De acordo com o fórum de especialistas, o curso deve ser montado a partir de elementos estruturantes: identificar as demandas e, em função delas, definir quais são as ações necessárias. “E devemos incorporar tecnologias de formação à distância”, lembrou o Acadêmico.
Eduardo Mediondo (foto ao lado), do Departamento de Hidráulica e Saneamento da USP-São Carlos, propôs a criação de um projeto piloto demonstrativo “dessa forma como queremos ensinar”. Sugeriu um formato semelhante à uma cátedra Unesco ou a estruturação de disciplinas interinstitucionais. Tundisi destacou que é fundamental a incorporação de dimensões sociais e econômicas, além dos processos biogeofísicos ao currículo desse curso-piloto.
Interlocução em prol da multidisciplinaridade
Para Folegatti, deveria haver um mecanismo de valorizar os pesquisadores que interagissem com outras áreas. “Falta apoio do pessoal das Ciências Humanas e Sociais para lidar com a questão do diálogo com a população e gerir conflitos.”

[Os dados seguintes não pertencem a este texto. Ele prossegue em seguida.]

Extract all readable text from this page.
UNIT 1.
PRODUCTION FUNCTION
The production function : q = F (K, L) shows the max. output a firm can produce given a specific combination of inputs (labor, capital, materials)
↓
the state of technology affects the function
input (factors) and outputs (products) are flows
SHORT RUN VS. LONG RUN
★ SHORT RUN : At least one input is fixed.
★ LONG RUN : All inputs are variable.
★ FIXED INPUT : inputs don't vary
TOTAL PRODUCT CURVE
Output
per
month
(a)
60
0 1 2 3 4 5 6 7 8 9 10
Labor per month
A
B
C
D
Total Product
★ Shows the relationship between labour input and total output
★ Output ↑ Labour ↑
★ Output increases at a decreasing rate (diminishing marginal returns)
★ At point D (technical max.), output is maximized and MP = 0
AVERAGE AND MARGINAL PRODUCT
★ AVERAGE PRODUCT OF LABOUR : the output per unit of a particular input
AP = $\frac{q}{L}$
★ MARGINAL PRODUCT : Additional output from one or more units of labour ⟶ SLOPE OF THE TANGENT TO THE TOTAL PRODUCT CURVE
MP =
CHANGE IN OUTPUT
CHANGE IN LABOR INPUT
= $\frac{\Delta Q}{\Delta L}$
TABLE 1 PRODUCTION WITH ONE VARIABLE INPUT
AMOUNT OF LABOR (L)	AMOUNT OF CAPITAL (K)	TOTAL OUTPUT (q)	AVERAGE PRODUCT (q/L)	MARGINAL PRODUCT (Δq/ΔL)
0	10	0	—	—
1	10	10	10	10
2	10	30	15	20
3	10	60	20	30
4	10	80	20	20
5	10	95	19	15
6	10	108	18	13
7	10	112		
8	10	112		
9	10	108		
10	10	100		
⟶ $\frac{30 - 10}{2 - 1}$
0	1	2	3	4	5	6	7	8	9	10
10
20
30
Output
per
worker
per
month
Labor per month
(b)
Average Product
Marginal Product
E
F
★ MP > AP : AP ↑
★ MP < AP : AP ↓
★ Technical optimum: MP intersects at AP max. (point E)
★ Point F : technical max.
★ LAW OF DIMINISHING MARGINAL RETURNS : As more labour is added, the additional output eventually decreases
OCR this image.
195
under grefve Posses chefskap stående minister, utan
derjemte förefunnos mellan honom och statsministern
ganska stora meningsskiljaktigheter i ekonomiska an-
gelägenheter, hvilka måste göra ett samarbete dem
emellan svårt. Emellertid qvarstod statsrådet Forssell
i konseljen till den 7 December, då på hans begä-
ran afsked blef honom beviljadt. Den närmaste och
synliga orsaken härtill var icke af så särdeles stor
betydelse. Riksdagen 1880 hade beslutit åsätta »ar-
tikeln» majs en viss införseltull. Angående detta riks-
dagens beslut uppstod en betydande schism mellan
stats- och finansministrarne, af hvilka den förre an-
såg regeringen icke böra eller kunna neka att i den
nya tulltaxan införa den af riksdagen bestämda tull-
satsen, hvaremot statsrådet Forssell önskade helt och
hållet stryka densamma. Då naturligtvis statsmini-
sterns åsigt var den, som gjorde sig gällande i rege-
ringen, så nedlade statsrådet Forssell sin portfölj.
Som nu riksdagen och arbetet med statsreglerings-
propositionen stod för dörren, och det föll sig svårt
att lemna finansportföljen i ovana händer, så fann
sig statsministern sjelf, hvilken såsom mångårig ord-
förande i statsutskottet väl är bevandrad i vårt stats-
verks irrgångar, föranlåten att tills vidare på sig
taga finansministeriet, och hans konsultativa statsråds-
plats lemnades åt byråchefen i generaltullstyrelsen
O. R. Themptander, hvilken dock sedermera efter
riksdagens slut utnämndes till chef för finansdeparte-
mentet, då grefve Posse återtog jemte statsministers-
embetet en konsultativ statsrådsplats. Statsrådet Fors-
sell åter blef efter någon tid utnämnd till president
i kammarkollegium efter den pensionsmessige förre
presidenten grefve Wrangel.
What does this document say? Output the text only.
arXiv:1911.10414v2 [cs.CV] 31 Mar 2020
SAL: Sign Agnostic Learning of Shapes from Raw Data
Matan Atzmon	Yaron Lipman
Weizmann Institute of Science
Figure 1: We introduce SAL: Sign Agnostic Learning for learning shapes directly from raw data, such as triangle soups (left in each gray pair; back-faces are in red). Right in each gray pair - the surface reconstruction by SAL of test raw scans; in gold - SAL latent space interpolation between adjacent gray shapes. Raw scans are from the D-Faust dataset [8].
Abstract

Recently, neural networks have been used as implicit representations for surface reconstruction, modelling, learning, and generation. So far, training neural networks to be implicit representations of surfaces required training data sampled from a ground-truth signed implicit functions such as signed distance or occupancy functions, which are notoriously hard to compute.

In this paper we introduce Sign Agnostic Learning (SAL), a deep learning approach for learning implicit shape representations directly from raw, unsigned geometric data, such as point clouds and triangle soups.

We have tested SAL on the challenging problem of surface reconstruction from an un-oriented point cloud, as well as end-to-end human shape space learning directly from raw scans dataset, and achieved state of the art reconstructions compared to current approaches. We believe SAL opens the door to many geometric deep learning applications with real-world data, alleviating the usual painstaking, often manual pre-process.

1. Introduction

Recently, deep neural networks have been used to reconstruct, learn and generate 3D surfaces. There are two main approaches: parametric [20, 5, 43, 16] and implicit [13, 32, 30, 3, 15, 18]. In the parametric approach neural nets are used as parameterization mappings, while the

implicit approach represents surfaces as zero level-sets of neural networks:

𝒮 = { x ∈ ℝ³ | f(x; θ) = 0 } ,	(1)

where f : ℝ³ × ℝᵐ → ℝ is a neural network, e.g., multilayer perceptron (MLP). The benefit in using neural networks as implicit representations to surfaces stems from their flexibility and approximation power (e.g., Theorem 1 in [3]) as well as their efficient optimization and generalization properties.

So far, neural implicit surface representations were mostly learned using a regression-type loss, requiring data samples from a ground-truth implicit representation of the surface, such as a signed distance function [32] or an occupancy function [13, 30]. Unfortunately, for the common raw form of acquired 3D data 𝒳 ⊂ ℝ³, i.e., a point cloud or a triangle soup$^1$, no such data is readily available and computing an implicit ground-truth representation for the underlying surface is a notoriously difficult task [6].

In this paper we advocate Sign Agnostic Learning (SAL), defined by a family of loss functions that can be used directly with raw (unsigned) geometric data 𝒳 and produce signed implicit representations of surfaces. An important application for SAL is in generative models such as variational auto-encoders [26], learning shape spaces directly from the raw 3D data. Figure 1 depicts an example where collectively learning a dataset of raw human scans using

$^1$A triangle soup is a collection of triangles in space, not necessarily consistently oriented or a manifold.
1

Patricia Seppe, da Prefeitura de São Paulo, sugeriu que para associar os indicadores tradicionais físicos com os sociais e econômicos, o estabelecimento de grandes projetos para as regiões Norte e Nordeste do país pode ser um caminho.
Investir em comunicação
A bióloga da UFSCar Odete Rocha alertou para a necessidade de ações concretas. “Há muitos anos tratamos desse tema, sabemos analisar e fazer propostas, mas não conseguimos promover as mudanças necessárias. Temos que agir rápido, elaborar material para as massas, divulgado pela internet e pela TV, da mesma forma como foi feito com a AIDS”.
Ela aponta caminhos.”Comunicação feita de maneira simples, com veiculação eficiente. Conhecimento disponível, a partir de institutos e universidades, facilmente transmissível. A ABC pode tomar a frente, reunir instituições, encaminhar modelo de ensino e treinamento à distância para que, em cinco anos, tenhamos pessoal preparado e resultados concretos.”
Tundisi destacou o ponto principal que emergiu do debate.”Todos enfatizaram novos paradigmas – seja em pesquisa, em gestão ou em comunicação com a sociedade.”